This article explains how our attention AI behind Predict generates eye-tracking results with over 95% accuracy.
Predict is an AI tool that is based on our world-leading consumer neuroscience database. With data based on real consumer responses, we are producing highly accurate predictive models of attention, and cognition.
To put it simply, Predict AI has seen enough examples of where consumers are looking in enough scenarios that it has learned to predict the distribution of attention on a given image or video frame.
This means that you can now upload images and videos to Predict and receive results almost identical to if you were to run an eye-tracking study with ca. 100-150 participants using robust equipment. Predict generates results in a tiny fraction of the time a real study would take.
Accuracy of Predict AI
The machine learning models were built on one of the world’s largest single databases of high-quality eye-tracking data. The winning model predicts eye-tracking results with over 95% accuracy.

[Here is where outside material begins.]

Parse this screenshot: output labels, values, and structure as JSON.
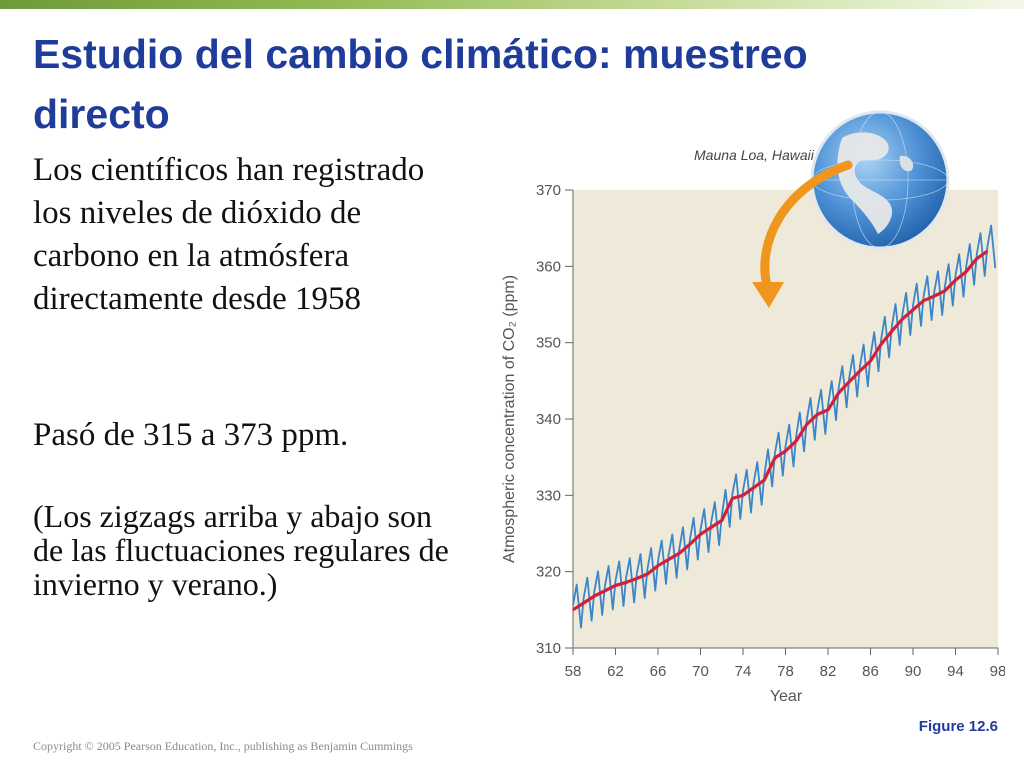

Three main factors have enabled us to build an AI that achieves this:
Using eye-tracking technology such as the Tobii Pro Glasses 2 and Pro Nano, we have been able to accurately track where a person's eyes are looking and measure it up to 60 times per second. Each data point (called gaze point) contains eye-movement information such as X/Y coordinates, movement speed, and direction. These data points can be grouped into “fixations,” which determine when a person has actually seen what their eyes are pointing towards.
These fixations can be visualized as heatmaps, as we know them from eye-tracking research - and these heatmaps are what Predict attention AI has been trained to infer from creative assets.
The AI is built on consumer eye-tracking data from Neurons’ research studies. The database is one of the world’s largest single databases of high-quality eye-tracking data, with well over 20.000 participants from around the globe exposed to consumer-related stimuli, such as watching ads on social media or TV, reading physical newspapers, or shopping in a store.
When designing and implementing the AI framework, we wanted to ensure that a wide range of stimuli was rightfully represented, in order not to introduce any biases in the AI’s capabilities. We identified a wide range of industries (e.g., food & beverage, financial services, construction, telecom, etc.) and different formats (e.g., print ads, commercials, web pages, e-commerce, products, packaging, retail, and apps) that consumers can be exposed to. We initiated further research studies to collect data for any industries or formats that were lacking in our database.
This amasses an incredibly extensive, high-quality, properly-labeled eye-tracking database.
Using our database, we generated attention heatmaps from the eye-tracking data, and almost 200 distinct machine learning models were trained and compared to produce the best possible model prediction. For each model training, one portion of the data was randomly selected for training and a second portion for validation test.
With enough examples of where consumers look, we have successfully been able to create an AI which has learnt to predict visual attention with high fidelity.
Through extensive testing and validation, uploading an image to Predict now gives you a heatmap that is statistically equivalent to a heatmap built on actual eye-tracking data from showing 100-150 people the image for 5 seconds with over 95% accuracy - and it only takes a few seconds.